Tim Johnson

No. 78, 90
- Positions: Defensive end, defensive tackle

Personal information
- Born: January 29, 1965 (age 61) Sarasota, Florida, U.S.
- Listed height: 6 ft 3 in (1.91 m)
- Listed weight: 286 lb (130 kg)

Career information
- High school: Sarasota
- College: Penn State
- NFL draft: 1987 (6th round, 141st overall pick)

Career history
- Pittsburgh Steelers (1987–1989); Washington Redskins (1990–1995); Cincinnati Bengals (1996);

Awards and highlights
- Super Bowl champion (XXVI); National champion (1986); First-team All-American (1986); Third-team All-American (1985); 2× First-team All-East (1985, 1986); Fiesta Bowl champion (1987);

Career NFL statistics
- Tackles: 480
- Sacks: 31.5
- Fumble recoveries: 4
- Stats at Pro Football Reference

= Tim Johnson (defensive lineman) =

American football player and pastor (born 1965)

Timothy Johnson (born January 29, 1965) is an American pastor and former professional football player. He played as a defensive lineman in the National Football League (NFL). After his football career, he became the senior pastor at World Outreach Center in Orlando, Florida.

==College career==
A standout defensive lineman at Penn State from 1983 to 1986, Johnson was named a third-team All-American as a junior. His senior year, he was a first-team selection, racking up 33 tackles and 5 sacks. He was a key member of the Nittany Lions' 1986 National Championship team.

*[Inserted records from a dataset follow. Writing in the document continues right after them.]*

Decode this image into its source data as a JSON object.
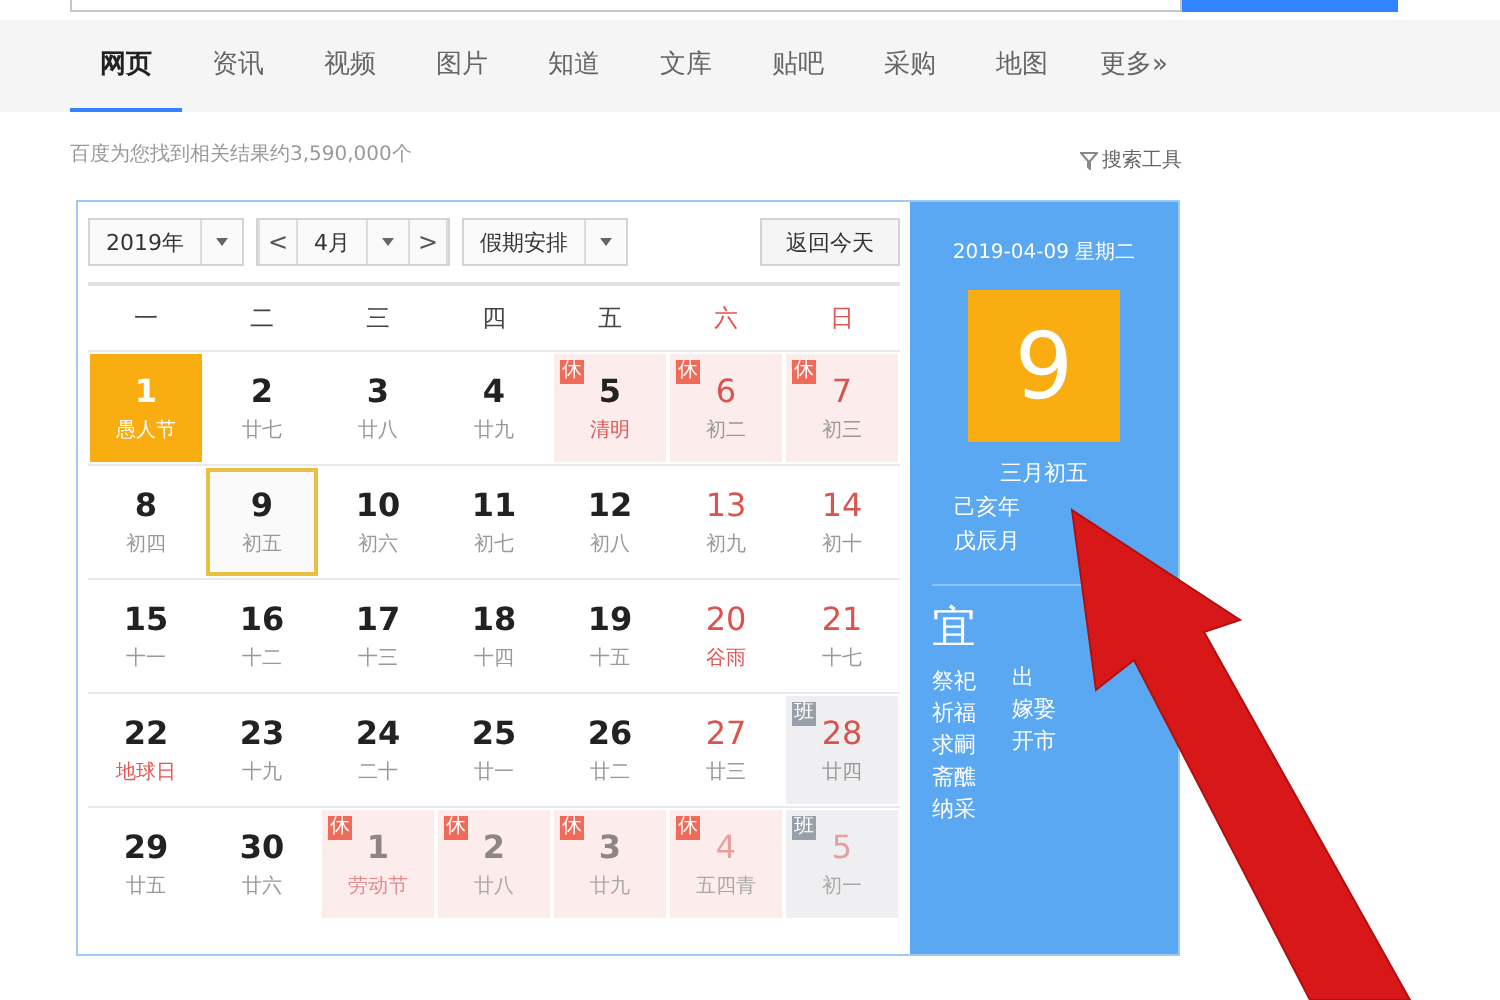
{
  "tabs": [
    {
      "label": "网页",
      "selected": true
    },
    {
      "label": "资讯",
      "selected": false
    },
    {
      "label": "视频",
      "selected": false
    },
    {
      "label": "图片",
      "selected": false
    },
    {
      "label": "知道",
      "selected": false
    },
    {
      "label": "文库",
      "selected": false
    },
    {
      "label": "贴吧",
      "selected": false
    },
    {
      "label": "采购",
      "selected": false
    },
    {
      "label": "地图",
      "selected": false
    },
    {
      "label": "更多»",
      "selected": false
    }
  ],
  "result_count": "百度为您找到相关结果约3,590,000个",
  "search_tools": "搜索工具",
  "calendar": {
    "year_select": "2019年",
    "prev": "<",
    "month_select": "4月",
    "next": ">",
    "holiday_select": "假期安排",
    "today_button": "返回今天",
    "weekdays": [
      {
        "label": "一",
        "weekend": false
      },
      {
        "label": "二",
        "weekend": false
      },
      {
        "label": "三",
        "weekend": false
      },
      {
        "label": "四",
        "weekend": false
      },
      {
        "label": "五",
        "weekend": false
      },
      {
        "label": "六",
        "weekend": true
      },
      {
        "label": "日",
        "weekend": true
      }
    ],
    "weeks": [
      [
        {
          "day": "1",
          "lunar": "愚人节",
          "kind": "today",
          "weekend": false,
          "festival": false,
          "other_month": false,
          "selected": false
        },
        {
          "day": "2",
          "lunar": "廿七",
          "kind": "normal",
          "weekend": false,
          "festival": false,
          "other_month": false,
          "selected": false
        },
        {
          "day": "3",
          "lunar": "廿八",
          "kind": "normal",
          "weekend": false,
          "festival": false,
          "other_month": false,
          "selected": false
        },
        {
          "day": "4",
          "lunar": "廿九",
          "kind": "normal",
          "weekend": false,
          "festival": false,
          "other_month": false,
          "selected": false
        },
        {
          "day": "5",
          "lunar": "清明",
          "kind": "rest",
          "badge": "休",
          "weekend": false,
          "festival": true,
          "other_month": false,
          "selected": false
        },
        {
          "day": "6",
          "lunar": "初二",
          "kind": "rest",
          "badge": "休",
          "weekend": true,
          "festival": false,
          "other_month": false,
          "selected": false
        },
        {
          "day": "7",
          "lunar": "初三",
          "kind": "rest",
          "badge": "休",
          "weekend": true,
          "festival": false,
          "other_month": false,
          "selected": false
        }
      ],
      [
        {
          "day": "8",
          "lunar": "初四",
          "kind": "normal",
          "weekend": false,
          "festival": false,
          "other_month": false,
          "selected": false
        },
        {
          "day": "9",
          "lunar": "初五",
          "kind": "normal",
          "weekend": false,
          "festival": false,
          "other_month": false,
          "selected": true
        },
        {
          "day": "10",
          "lunar": "初六",
          "kind": "normal",
          "weekend": false,
          "festival": false,
          "other_month": false,
          "selected": false
        },
        {
          "day": "11",
          "lunar": "初七",
          "kind": "normal",
          "weekend": false,
          "festival": false,
          "other_month": false,
          "selected": false
        },
        {
          "day": "12",
          "lunar": "初八",
          "kind": "normal",
          "weekend": false,
          "festival": false,
          "other_month": false,
          "selected": false
        },
        {
          "day": "13",
          "lunar": "初九",
          "kind": "normal",
          "weekend": true,
          "festival": false,
          "other_month": false,
          "selected": false
        },
        {
          "day": "14",
          "lunar": "初十",
          "kind": "normal",
          "weekend": true,
          "festival": false,
          "other_month": false,
          "selected": false
        }
      ],
      [
        {
          "day": "15",
          "lunar": "十一",
          "kind": "normal",
          "weekend": false,
          "festival": false,
          "other_month": false,
          "selected": false
        },
        {
          "day": "16",
          "lunar": "十二",
          "kind": "normal",
          "weekend": false,
          "festival": false,
          "other_month": false,
          "selected": false
        },
        {
          "day": "17",
          "lunar": "十三",
          "kind": "normal",
          "weekend": false,
          "festival": false,
          "other_month": false,
          "selected": false
        },
        {
          "day": "18",
          "lunar": "十四",
          "kind": "normal",
          "weekend": false,
          "festival": false,
          "other_month": false,
          "selected": false
        },
        {
          "day": "19",
          "lunar": "十五",
          "kind": "normal",
          "weekend": false,
          "festival": false,
          "other_month": false,
          "selected": false
        },
        {
          "day": "20",
          "lunar": "谷雨",
          "kind": "normal",
          "weekend": true,
          "festival": true,
          "other_month": false,
          "selected": false
        },
        {
          "day": "21",
          "lunar": "十七",
          "kind": "normal",
          "weekend": true,
          "festival": false,
          "other_month": false,
          "selected": false
        }
      ],
      [
        {
          "day": "22",
          "lunar": "地球日",
          "kind": "normal",
          "weekend": false,
          "festival": true,
          "other_month": false,
          "selected": false
        },
        {
          "day": "23",
          "lunar": "十九",
          "kind": "normal",
          "weekend": false,
          "festival": false,
          "other_month": false,
          "selected": false
        },
        {
          "day": "24",
          "lunar": "二十",
          "kind": "normal",
          "weekend": false,
          "festival": false,
          "other_month": false,
          "selected": false
        },
        {
          "day": "25",
          "lunar": "廿一",
          "kind": "normal",
          "weekend": false,
          "festival": false,
          "other_month": false,
          "selected": false
        },
        {
          "day": "26",
          "lunar": "廿二",
          "kind": "normal",
          "weekend": false,
          "festival": false,
          "other_month": false,
          "selected": false
        },
        {
          "day": "27",
          "lunar": "廿三",
          "kind": "normal",
          "weekend": true,
          "festival": false,
          "other_month": false,
          "selected": false
        },
        {
          "day": "28",
          "lunar": "廿四",
          "kind": "work",
          "badge": "班",
          "weekend": true,
          "festival": false,
          "other_month": false,
          "selected": false
        }
      ],
      [
        {
          "day": "29",
          "lunar": "廿五",
          "kind": "normal",
          "weekend": false,
          "festival": false,
          "other_month": false,
          "selected": false
        },
        {
          "day": "30",
          "lunar": "廿六",
          "kind": "normal",
          "weekend": false,
          "festival": false,
          "other_month": false,
          "selected": false
        },
        {
          "day": "1",
          "lunar": "劳动节",
          "kind": "rest",
          "badge": "休",
          "weekend": false,
          "festival": true,
          "other_month": true,
          "selected": false
        },
        {
          "day": "2",
          "lunar": "廿八",
          "kind": "rest",
          "badge": "休",
          "weekend": false,
          "festival": false,
          "other_month": true,
          "selected": false
        },
        {
          "day": "3",
          "lunar": "廿九",
          "kind": "rest",
          "badge": "休",
          "weekend": false,
          "festival": false,
          "other_month": true,
          "selected": false
        },
        {
          "day": "4",
          "lunar": "五四青",
          "kind": "rest",
          "badge": "休",
          "weekend": true,
          "festival": false,
          "other_month": true,
          "selected": false
        },
        {
          "day": "5",
          "lunar": "初一",
          "kind": "work",
          "badge": "班",
          "weekend": true,
          "festival": false,
          "other_month": true,
          "selected": false
        }
      ]
    ]
  },
  "detail": {
    "date": "2019-04-09 星期二",
    "day": "9",
    "lunar": "三月初五",
    "ganzhi": [
      "己亥年",
      "戊辰月"
    ],
    "yi_title": "宜",
    "yi_left": [
      "祭祀",
      "祈福",
      "求嗣",
      "斋醮",
      "纳采"
    ],
    "yi_right": [
      "出",
      "嫁娶",
      "开市"
    ]
  }
}
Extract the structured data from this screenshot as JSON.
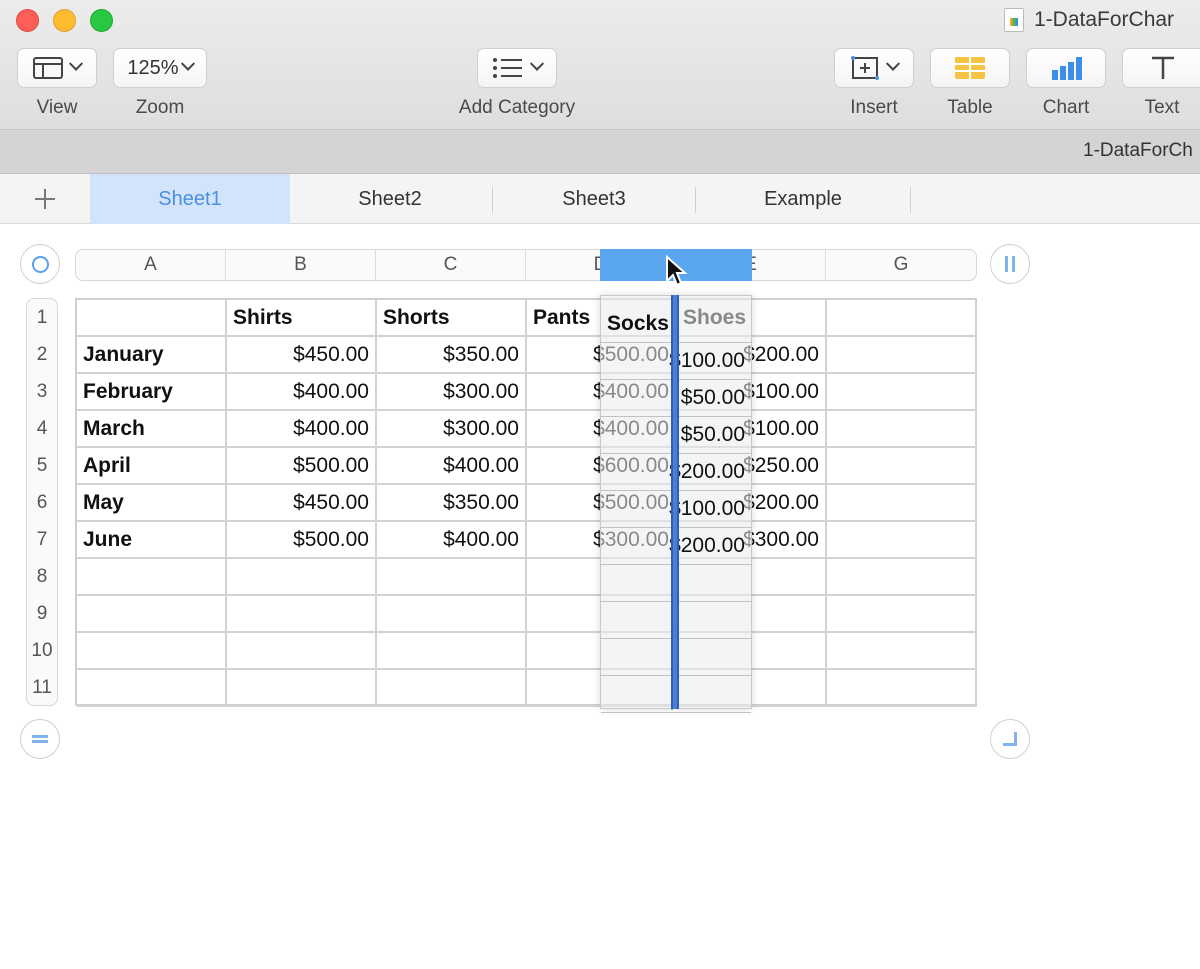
{
  "window": {
    "title": "1-DataForChar",
    "document_title": "1-DataForCh"
  },
  "toolbar": {
    "view_label": "View",
    "zoom_value": "125%",
    "zoom_label": "Zoom",
    "add_category_label": "Add Category",
    "insert_label": "Insert",
    "table_label": "Table",
    "chart_label": "Chart",
    "text_label": "Text"
  },
  "tabs": [
    {
      "label": "Sheet1",
      "active": true
    },
    {
      "label": "Sheet2",
      "active": false
    },
    {
      "label": "Sheet3",
      "active": false
    },
    {
      "label": "Example",
      "active": false
    }
  ],
  "columns": [
    "A",
    "B",
    "C",
    "D",
    "E",
    "F",
    "G"
  ],
  "rows": [
    "1",
    "2",
    "3",
    "4",
    "5",
    "6",
    "7",
    "8",
    "9",
    "10",
    "11"
  ],
  "table": {
    "headers": [
      "",
      "Shirts",
      "Shorts",
      "Pants",
      "Shoes",
      ""
    ],
    "data": [
      [
        "January",
        "$450.00",
        "$350.00",
        "$500.00",
        "$200.00"
      ],
      [
        "February",
        "$400.00",
        "$300.00",
        "$400.00",
        "$100.00"
      ],
      [
        "March",
        "$400.00",
        "$300.00",
        "$400.00",
        "$100.00"
      ],
      [
        "April",
        "$500.00",
        "$400.00",
        "$600.00",
        "$250.00"
      ],
      [
        "May",
        "$450.00",
        "$350.00",
        "$500.00",
        "$200.00"
      ],
      [
        "June",
        "$500.00",
        "$400.00",
        "$300.00",
        "$300.00"
      ]
    ]
  },
  "dragged_column": {
    "header": "Socks",
    "values": [
      "$100.00",
      "$50.00",
      "$50.00",
      "$200.00",
      "$100.00",
      "$200.00"
    ]
  },
  "colors": {
    "accent": "#4a90e2",
    "selection": "#5aa7f0",
    "insert_bar": "#4a7fd8"
  }
}
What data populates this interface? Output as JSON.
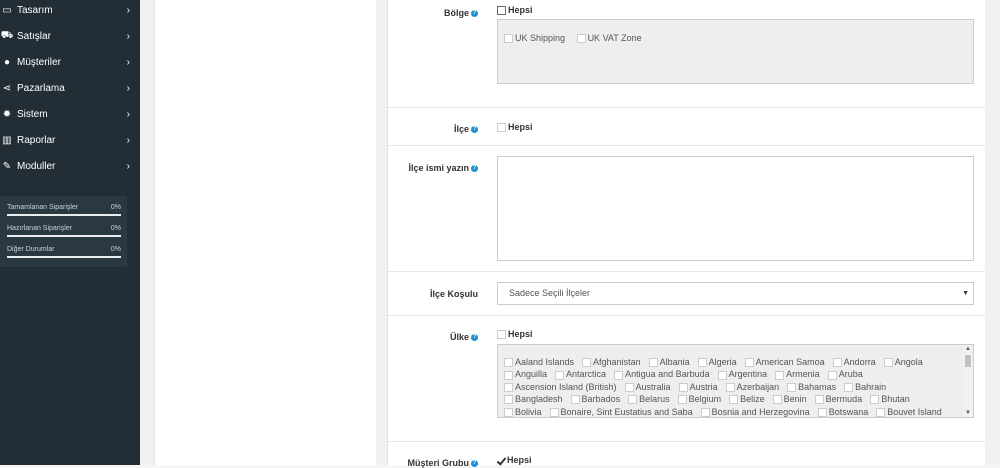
{
  "sidebar": {
    "items": [
      {
        "label": "Tasarım",
        "icon": "monitor-icon"
      },
      {
        "label": "Satışlar",
        "icon": "cart-icon"
      },
      {
        "label": "Müşteriler",
        "icon": "user-icon"
      },
      {
        "label": "Pazarlama",
        "icon": "share-icon"
      },
      {
        "label": "Sistem",
        "icon": "gear-icon"
      },
      {
        "label": "Raporlar",
        "icon": "bar-chart-icon"
      },
      {
        "label": "Moduller",
        "icon": "plug-icon"
      }
    ],
    "stats": [
      {
        "label": "Tamamlanan Siparişler",
        "value": "0%",
        "progress": 0
      },
      {
        "label": "Hazırlanan Siparişler",
        "value": "0%",
        "progress": 0
      },
      {
        "label": "Diğer Durumlar",
        "value": "0%",
        "progress": 0
      }
    ]
  },
  "form": {
    "region": {
      "label": "Bölge",
      "all_label": "Hepsi",
      "options": [
        "UK Shipping",
        "UK VAT Zone"
      ]
    },
    "district": {
      "label": "İlçe",
      "all_label": "Hepsi"
    },
    "district_name": {
      "label": "İlçe ismi yazın",
      "value": ""
    },
    "district_condition": {
      "label": "İlçe Koşulu",
      "selected": "Sadece Seçili İlçeler"
    },
    "country": {
      "label": "Ülke",
      "all_label": "Hepsi",
      "options": [
        "Aaland Islands",
        "Afghanistan",
        "Albania",
        "Algeria",
        "American Samoa",
        "Andorra",
        "Angola",
        "Anguilla",
        "Antarctica",
        "Antigua and Barbuda",
        "Argentina",
        "Armenia",
        "Aruba",
        "Ascension Island (British)",
        "Australia",
        "Austria",
        "Azerbaijan",
        "Bahamas",
        "Bahrain",
        "Bangladesh",
        "Barbados",
        "Belarus",
        "Belgium",
        "Belize",
        "Benin",
        "Bermuda",
        "Bhutan",
        "Bolivia",
        "Bonaire, Sint Eustatius and Saba",
        "Bosnia and Herzegovina",
        "Botswana",
        "Bouvet Island"
      ]
    },
    "customer_group": {
      "label": "Müşteri Grubu",
      "all_label": "Hepsi"
    }
  },
  "colors": {
    "sidebar_bg": "#222d35",
    "accent": "#1e91cf"
  }
}
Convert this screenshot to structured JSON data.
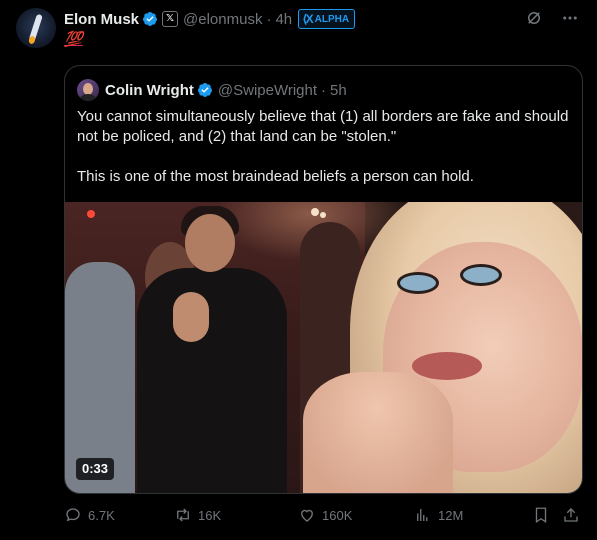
{
  "author": {
    "name": "Elon Musk",
    "handle": "@elonmusk",
    "time": "4h",
    "badge_label": "ALPHA",
    "badge_icon": "x-alpha-icon",
    "x_affiliation": "𝕏"
  },
  "tweet": {
    "text": "💯"
  },
  "quoted": {
    "name": "Colin Wright",
    "handle": "@SwipeWright",
    "time": "5h",
    "paragraphs": [
      "You cannot simultaneously believe that (1) all borders are fake and should not be policed, and (2) that land can be \"stolen.\"",
      "This is one of the most braindead beliefs a person can hold."
    ],
    "media": {
      "type": "video",
      "duration": "0:33"
    }
  },
  "actions": {
    "replies": "6.7K",
    "reposts": "16K",
    "likes": "160K",
    "views": "12M"
  },
  "colors": {
    "background": "#000000",
    "text": "#e7e9ea",
    "secondary": "#71767b",
    "verified": "#1d9bf0",
    "border": "#2f3336"
  }
}
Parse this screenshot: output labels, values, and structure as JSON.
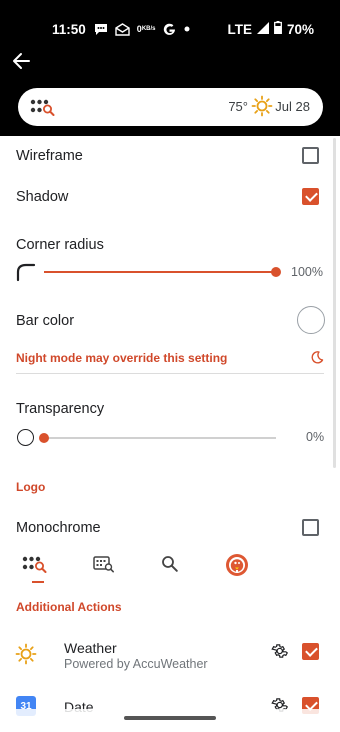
{
  "status_bar": {
    "time": "11:50",
    "speed_value": "0",
    "speed_unit": "KB/s",
    "network": "LTE",
    "battery": "70%"
  },
  "header": {
    "back_label": "Back"
  },
  "search_widget": {
    "temperature": "75°",
    "date": "Jul 28"
  },
  "settings": {
    "wireframe": {
      "label": "Wireframe",
      "checked": false
    },
    "shadow": {
      "label": "Shadow",
      "checked": true
    },
    "corner_radius": {
      "label": "Corner radius",
      "value": "100%",
      "level": 1.0
    },
    "bar_color": {
      "label": "Bar color"
    },
    "night_mode_note": "Night mode may override this setting",
    "transparency": {
      "label": "Transparency",
      "value": "0%",
      "level": 0.0
    },
    "logo_section": "Logo",
    "monochrome": {
      "label": "Monochrome",
      "checked": false
    },
    "additional_actions_section": "Additional Actions",
    "weather": {
      "title": "Weather",
      "subtitle": "Powered by AccuWeather",
      "checked": true
    },
    "date": {
      "title": "Date",
      "icon_number": "31",
      "checked": true
    }
  },
  "colors": {
    "accent": "#d9512c",
    "header_bg": "#000000"
  },
  "icons": [
    "back-arrow-icon",
    "sun-icon",
    "gear-icon",
    "moon-icon",
    "search-icon",
    "duckduckgo-icon",
    "calendar-icon"
  ]
}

He earned a Bachelor of Arts in liberal arts from Penn State in 1987.

==Professional career==

Johnson was selected by the Pittsburgh Steelers in the sixth round (#141 overall) of the 1987 NFL draft, where he played for three seasons. In five seasons with the Washington Redskins, Johnson played on the 1991 World Championship team, earning a Super Bowl ring in Super Bowl XXVI. In 1992 he was selected to the Pro Bowl, and the following year he was elected the 1993 Redskin of the year.

Pre-draft measurables
| Height | Weight | Arm length | Hand span | 40-yard dash | 10-yard split | 20-yard split | 20-yard shuttle | Vertical jump | Broad jump | Bench press |
| 6 ft 2 in (1.88 m) | 253 lb (115 kg) | 31+1⁄4 in (0.79 m) | 9+1⁄4 in (0.23 m) | 5.03 s | 1.71 s | 2.90 s | 4.56 s | 25.0 in (0.64 m) | 8 ft 4 in (2.54 m) | 20 reps |
All values from NFL Combine

==Ministry==
In 1992, Johnson joined with former Redskin teammates Art Monk, Charles Mann, and Earnest Byner to found The Good Samaritan Foundation, a philanthropic organization sponsoring various community events in Washington, D.C. inner-city, community centers and homeless shelters. In July 2000 he was ordained into the ministry, and is currently serving as senior pastor at Bethel World Outreach Center in Brentwood, Tennessee. In 2007, Johnson and his family moved to Orlando, Florida, to start the Orlando World Outreach Center church. Since then, he has reached over 10,000 people, once walking across Florida for three weeks.

==Personal==
He and his wife Le’Chelle currently live in Orlando, Florida, along with their three daughters, Christa, Kayla, Karrah and one son, Shaun. He is the pastor of Orlando World Outreach Center.